Assessing response to dry-off in dairy cows kept outdoors using spontaneous behaviours and infrared thermography-a pilot study

Guilherme Amorim Franchi, Margit Bak Jensen, Mette S Herskin, David M McNeill, Clive J C Phillips
Tropical Animal Health and Production 2020 November 25, 53 (1): 46
We used spontaneous behaviours to assess response to dry-off involving abrupt dietary and milking frequency changes, followed by regrouping, after the last milking in 15 clinically healthy Holstein-Frisian cows kept outdoors. Moreover, we explored the potential of infrared thermography to detect eye temperature variations possibly induced by dry-off.

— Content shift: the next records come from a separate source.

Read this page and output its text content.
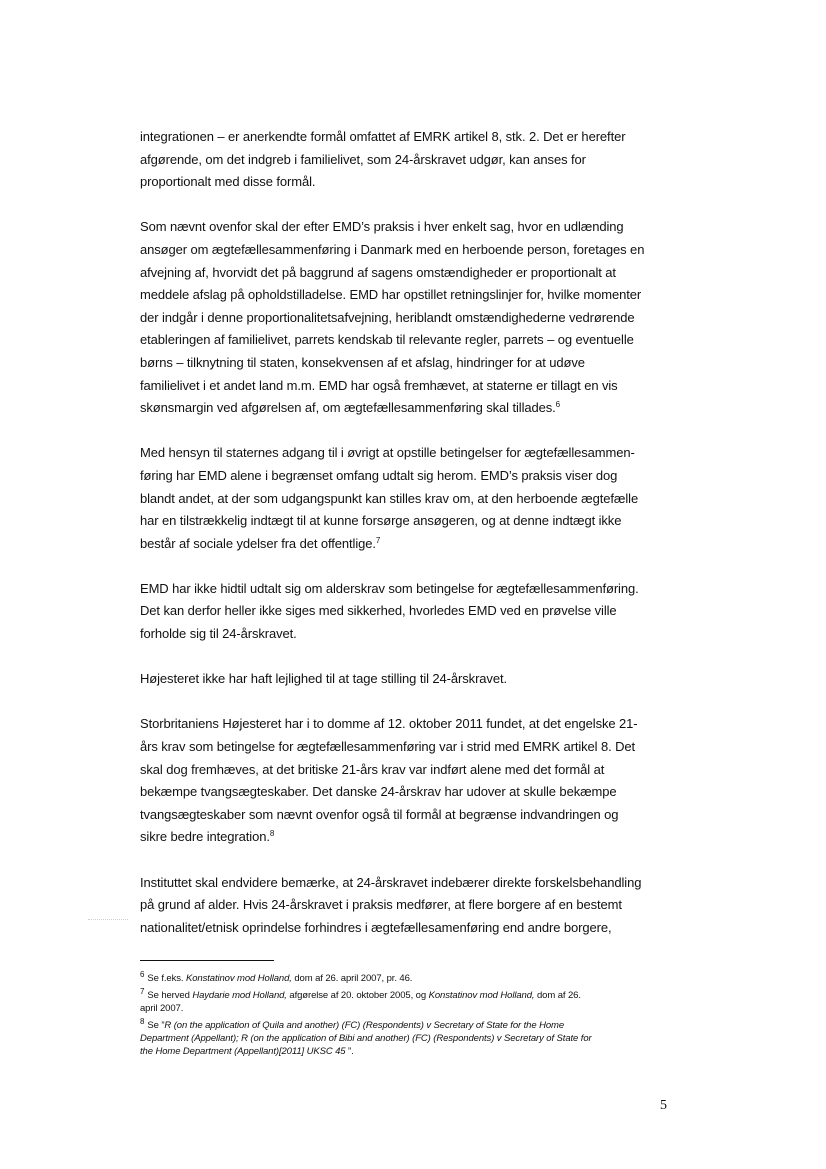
integrationen – er anerkendte formål omfattet af EMRK artikel 8, stk. 2. Det er herefter
afgørende, om det indgreb i familielivet, som 24-årskravet udgør, kan anses for
proportionalt med disse formål.

Som nævnt ovenfor skal der efter EMD’s praksis i hver enkelt sag, hvor en udlænding
ansøger om ægtefællesammenføring i Danmark med en herboende person, foretages en
afvejning af, hvorvidt det på baggrund af sagens omstændigheder er proportionalt at
meddele afslag på opholdstilladelse. EMD har opstillet retningslinjer for, hvilke momenter
der indgår i denne proportionalitetsafvejning, heriblandt omstændighederne vedrørende
etableringen af familielivet, parrets kendskab til relevante regler, parrets – og eventuelle
børns – tilknytning til staten, konsekvensen af et afslag, hindringer for at udøve
familielivet i et andet land m.m. EMD har også fremhævet, at staterne er tillagt en vis
skønsmargin ved afgørelsen af, om ægtefællesammenføring skal tillades.$^6$

Med hensyn til staternes adgang til i øvrigt at opstille betingelser for ægtefællesammen-
føring har EMD alene i begrænset omfang udtalt sig herom. EMD’s praksis viser dog
blandt andet, at der som udgangspunkt kan stilles krav om, at den herboende ægtefælle
har en tilstrækkelig indtægt til at kunne forsørge ansøgeren, og at denne indtægt ikke
består af sociale ydelser fra det offentlige.$^7$

EMD har ikke hidtil udtalt sig om alderskrav som betingelse for ægtefællesammenføring.
Det kan derfor heller ikke siges med sikkerhed, hvorledes EMD ved en prøvelse ville
forholde sig til 24-årskravet.

Højesteret ikke har haft lejlighed til at tage stilling til 24-årskravet.

Storbritaniens Højesteret har i to domme af 12. oktober 2011 fundet, at det engelske 21-
års krav som betingelse for ægtefællesammenføring var i strid med EMRK artikel 8. Det
skal dog fremhæves, at det britiske 21-års krav var indført alene med det formål at
bekæmpe tvangsægteskaber. Det danske 24-årskrav har udover at skulle bekæmpe
tvangsægteskaber som nævnt ovenfor også til formål at begrænse indvandringen og
sikre bedre integration.$^8$

Instituttet skal endvidere bemærke, at 24-årskravet indebærer direkte forskelsbehandling
på grund af alder. Hvis 24-årskravet i praksis medfører, at flere borgere af en bestemt
nationalitet/etnisk oprindelse forhindres i ægtefællesamenføring end andre borgere,

$^6$ Se f.eks. Konstatinov mod Holland, dom af 26. april 2007, pr. 46.

$^7$ Se herved Haydarie mod Holland, afgørelse af 20. oktober 2005, og Konstatinov mod Holland, dom af 26.
april 2007.

$^8$ Se ”R (on the application of Quila and another) (FC) (Respondents) v Secretary of State for the Home
Department (Appellant); R (on the application of Bibi and another) (FC) (Respondents) v Secretary of State for
the Home Department (Appellant)[2011] UKSC 45 ”.

5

On days - 1, 0, 1 and 2 relative to dry-off, we recorded whether cows vocalised during feed delivery; ate fresh feed within 5 min; and mean maximum eye temperature at approximately 1 h after feed delivery. On days 1 and 2, cows were more likely to eat fresh feed compared to days - 1 and 0. No difference in likelihood of vocalising was found. Compared to day - 1, eye temperature was substantially higher on days 0 and 2. Collectively, the results suggest that cows responded, both behaviourally and physiologically, to the abrupt dry-off management. The interpretation of the current findings deserves further investigation using larger sample sizes, more controlled environments and further behavioural, physiological, cognitive and clinical measures.